Os três requisitos funcionariam como vacina para rebater fragilidades da candidatura do filho “zero um” de Jair Bolsonaro. Interlocutores traçam o paralelo de que o senador pode ser “o Alckmin de Flávio”. Trata-se de uma comparação com a composição feita por Luiz Inácio Lula da Silva em 2022 e repetida agora para modular o perfil político da chapa.

Senador Rogério Marinho (PL-RN)
Senador Rogério Marinho (PL-RN)

Marinho tem 62 anos, foi secretário especial da Previdência (2019-2020), ministro do Desenvolvimento Regional (2020-2022), deputado federal e atual senador.

Desde que se apresentou como presidenciável, Flávio defendeu uma mulher na vice. O desejo esbarrou nas recusas do centrão em formalizar uma coligação nacional. Sem esses acordos, não foi possível compor com Tereza Cristina ou Simone Marqueto (ambas do PP), Daniella Marques (Republicanos) nem com Renata Abreu (Podemos). Restou ao PL formar uma chapa puro-sangue. As cotadas, porém, empurrariam a candidatura para o bolsonarismo raiz, o que poderia afastar eleitores em vez de agregar.

Entusiastas de nomes como o da deputada Julia Zanatta (PL-SC) limitam-se ao “núcleo radical” baseado nos Estados Unidos, orquestrado por Eduardo Bolsonaro.

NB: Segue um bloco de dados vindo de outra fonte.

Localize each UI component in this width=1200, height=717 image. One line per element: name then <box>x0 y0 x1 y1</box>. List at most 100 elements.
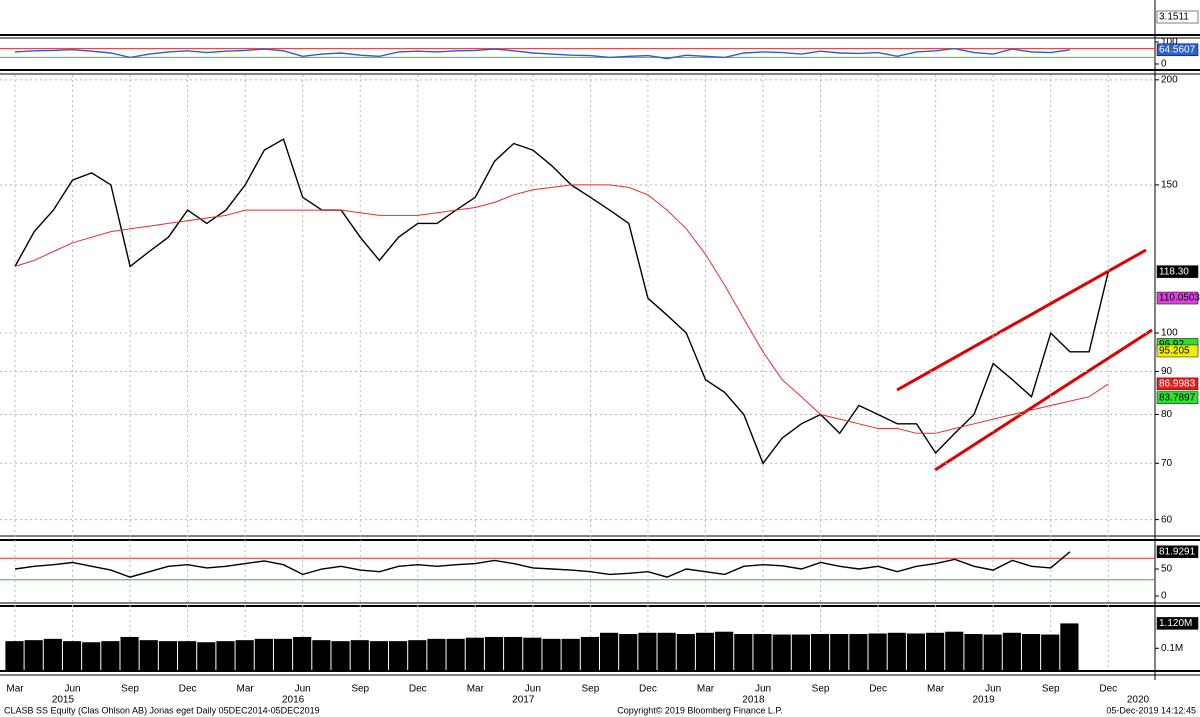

A equipe ainda faz uma “busca ativa” por uma opção feminina com o perfil ideal dentro da sigla. O tempo, contudo, é exíguo: faltam 24 horas para o prazo final de registro das decisões das convenções partidárias. Tempo insuficiente para testar o impacto da escolha junto ao eleitorado e a setores econômicos. Já Rogério Marinho já passou por alguns escrutínios que sinalizam seu perfil. Por exemplo quando foi o principal articulador político e porta-voz técnico do governo Bolsonaro na aprovação da Reforma da Previdência.

Para rebater críticas sobre a ausência de uma mulher na chapa, o time de Flávio articulou estratégias e discurso. A ideia é reforçar os nomes femininos que ele pretende convidar para os ministérios caso seja eleito. Entre eles estão Tereza Cristina para a Agricultura e Daniella Marques para a Fazenda. Para a Justiça, são ventilados os nomes da advogada Maria Claudia Bucchianeri, da área jurídica da campanha, e da deputada Bia Kicis, candidata ao Senado neste ano.

Além disso, o grupo adota a retórica de que o principal adversário, o presidente Lula, nunca indicou uma mulher para a vice, mantém número reduzido de ministras na Esplanada — sendo elas as primeiras demitidas — e não indicou nomes femininos para vagas no Supremo Tribunal Federal.